Par ailleurs, nous avons vu encore bien d’autres épi­nettes et ins­tru­ments pré­cieux, des har­mo­niums, des « posi­tifs », des orgues ; Sa royale Majes­té a pour eux un goût d’excellent(e) ama­teur, et de connais­seur. Entre autres, on nous a mon­tré une épi­nette ou un ins­tru­ment du même genre dont les cordes étaient d’argent et d’or pur ; la reine, à ce qu’on dit, adore les pin­cer tant et plus, pour en tirer des sons har­mo­nieux. Et voi­ci encore un autre appar­te­ment où se trouve une grosse caisse ; elle est pleine à cra­quer de cous­sins d’un très grand prix, et rien d’autre que ces cous­sins. La reine a cou­tume de s’étendre sur eux et de s’y asseoir.
Nous fûmes ensuite obli­gés de mon­trer dere­chef la lettre de recom­man­da­tion que l’amiral nous avait don­née ; on en fit lec­ture par-devers nous, puis on nous a conduits dans la biblio­thèque d’Elizabeth, en d’autres termes sa librai­rie : là, on nous a mon­tré quan­ti­té de vieux livres étran­gers. Je me sou­viens encore, plus par­ti­cu­liè­re­ment, d’une ancienne bible manus­crite, en latin, avec beau­coup d’autres ouvrages.
De même, on nous a fait voir d’innombrables petites pen­du­lettes qui bat­taient la mesure ; et puis le cha­peau de chasse du roi Hen­ri VIII ain­si que son cor de pos­tillon (en argent), tout doré par-des­sus, et de mul­tiples laisses en soie pour les chiens.

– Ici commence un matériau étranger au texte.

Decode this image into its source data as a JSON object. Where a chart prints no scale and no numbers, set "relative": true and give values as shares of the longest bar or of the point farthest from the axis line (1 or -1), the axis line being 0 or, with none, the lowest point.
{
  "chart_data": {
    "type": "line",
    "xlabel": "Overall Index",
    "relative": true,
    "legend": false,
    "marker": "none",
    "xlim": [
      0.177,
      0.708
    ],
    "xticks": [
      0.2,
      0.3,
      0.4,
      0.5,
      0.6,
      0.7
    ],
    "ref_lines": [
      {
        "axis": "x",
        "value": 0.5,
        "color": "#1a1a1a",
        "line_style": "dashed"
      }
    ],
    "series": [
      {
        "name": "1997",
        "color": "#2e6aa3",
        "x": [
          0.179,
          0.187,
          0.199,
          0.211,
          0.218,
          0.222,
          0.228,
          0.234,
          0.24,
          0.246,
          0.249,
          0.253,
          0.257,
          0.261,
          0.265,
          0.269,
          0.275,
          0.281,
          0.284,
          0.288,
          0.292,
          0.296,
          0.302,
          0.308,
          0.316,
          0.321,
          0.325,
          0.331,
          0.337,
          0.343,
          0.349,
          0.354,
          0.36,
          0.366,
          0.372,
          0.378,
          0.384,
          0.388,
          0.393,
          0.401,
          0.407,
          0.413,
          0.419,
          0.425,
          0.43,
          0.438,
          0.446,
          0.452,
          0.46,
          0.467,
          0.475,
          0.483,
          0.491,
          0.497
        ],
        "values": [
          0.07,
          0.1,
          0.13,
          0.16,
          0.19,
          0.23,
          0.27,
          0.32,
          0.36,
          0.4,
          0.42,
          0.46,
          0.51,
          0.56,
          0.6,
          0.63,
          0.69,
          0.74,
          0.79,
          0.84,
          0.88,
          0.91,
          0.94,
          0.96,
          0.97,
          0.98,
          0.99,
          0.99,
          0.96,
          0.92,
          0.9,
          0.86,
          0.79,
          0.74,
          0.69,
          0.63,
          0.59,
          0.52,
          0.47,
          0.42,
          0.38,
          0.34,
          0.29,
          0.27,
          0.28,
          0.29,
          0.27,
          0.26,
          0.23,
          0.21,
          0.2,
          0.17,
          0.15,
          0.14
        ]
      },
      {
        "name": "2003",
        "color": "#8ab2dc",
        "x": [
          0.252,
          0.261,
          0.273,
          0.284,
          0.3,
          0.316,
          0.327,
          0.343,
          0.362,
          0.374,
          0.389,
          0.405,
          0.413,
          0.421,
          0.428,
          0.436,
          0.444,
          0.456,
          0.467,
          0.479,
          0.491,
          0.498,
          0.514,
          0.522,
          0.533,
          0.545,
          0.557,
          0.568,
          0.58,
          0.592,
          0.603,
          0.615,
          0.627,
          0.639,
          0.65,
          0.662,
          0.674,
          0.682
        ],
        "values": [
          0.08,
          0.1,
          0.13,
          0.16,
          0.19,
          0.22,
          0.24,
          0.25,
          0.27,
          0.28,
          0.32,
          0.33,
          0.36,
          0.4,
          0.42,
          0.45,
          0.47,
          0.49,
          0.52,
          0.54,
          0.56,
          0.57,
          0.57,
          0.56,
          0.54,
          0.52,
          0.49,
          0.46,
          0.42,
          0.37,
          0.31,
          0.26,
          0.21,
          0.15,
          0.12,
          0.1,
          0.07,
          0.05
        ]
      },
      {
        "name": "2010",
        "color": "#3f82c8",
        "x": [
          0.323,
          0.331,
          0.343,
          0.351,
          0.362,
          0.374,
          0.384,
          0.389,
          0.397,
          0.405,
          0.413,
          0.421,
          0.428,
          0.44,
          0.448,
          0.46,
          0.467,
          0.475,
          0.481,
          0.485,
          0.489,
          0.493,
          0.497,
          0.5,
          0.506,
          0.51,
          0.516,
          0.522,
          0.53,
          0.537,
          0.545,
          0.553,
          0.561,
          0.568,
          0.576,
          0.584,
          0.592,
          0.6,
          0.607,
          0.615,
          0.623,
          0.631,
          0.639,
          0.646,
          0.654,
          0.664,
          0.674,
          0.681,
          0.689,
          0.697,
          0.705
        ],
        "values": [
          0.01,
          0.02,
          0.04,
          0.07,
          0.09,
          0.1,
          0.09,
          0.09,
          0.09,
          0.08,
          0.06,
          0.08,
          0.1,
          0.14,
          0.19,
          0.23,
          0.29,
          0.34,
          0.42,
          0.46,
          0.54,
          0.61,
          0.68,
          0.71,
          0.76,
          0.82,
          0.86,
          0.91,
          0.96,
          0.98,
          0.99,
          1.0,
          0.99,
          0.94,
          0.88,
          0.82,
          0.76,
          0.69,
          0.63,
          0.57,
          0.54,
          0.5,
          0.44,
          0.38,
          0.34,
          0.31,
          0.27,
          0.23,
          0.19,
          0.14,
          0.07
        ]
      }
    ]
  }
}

Enfin des bugles, des clai­rons, des cors, des fifres, à n’en savoir que faire…
Une caisse était là dans laquelle gisait une jolie cré­dence, tout en verre ; des assiettes, des plats, des chan­de­liers, etc. Nous vîmes en outre une corne de licorne, longue de sept empans et toute ronde. Elle avait été limée pour pro­duire des médi­ca­ments à l’intention des malades. On aurait dit qu’elle était en ivoire. Et pour­tant se voyait encore le des­sin des petites vei­nules noires, là où on l’avait tra­vaillée au tour. Elle était vide et trouée à l’intérieur, afin qu’un nerf pût aisé­ment s’y cou­ler. Il ne nous res­tait plus qu’à boire le coup de matin, Mor­gen­trunck, en com­pa­gnie du sus­dit admi­nis­tra­teur, ce que nous fîmes, res­tant debout les uns et les autres ; nous don­nâmes aus­si un cadeau aux dames et filles de sa famille qui nous avaient escor­tés dans cette visite. Fina­le­ment nous avons repris la route, en par­tant de Hamp­ton Court, et sommes arri­vés à l’heure du casse-croûte au bourg de Wind­sor.

Source : Le siècle des Plat­ter. III, L'Europe de Tho­mas Plat­ter : France, Angle­terre, Pays-Bas, 1599–1600 , Le Roy Ladu­rie, Emma­nuel (éd. , trad. ) et Liech­ten­han, Fran­cine-Domi­nique (trad.) Paris, Fayard, 2006, p. 404–409.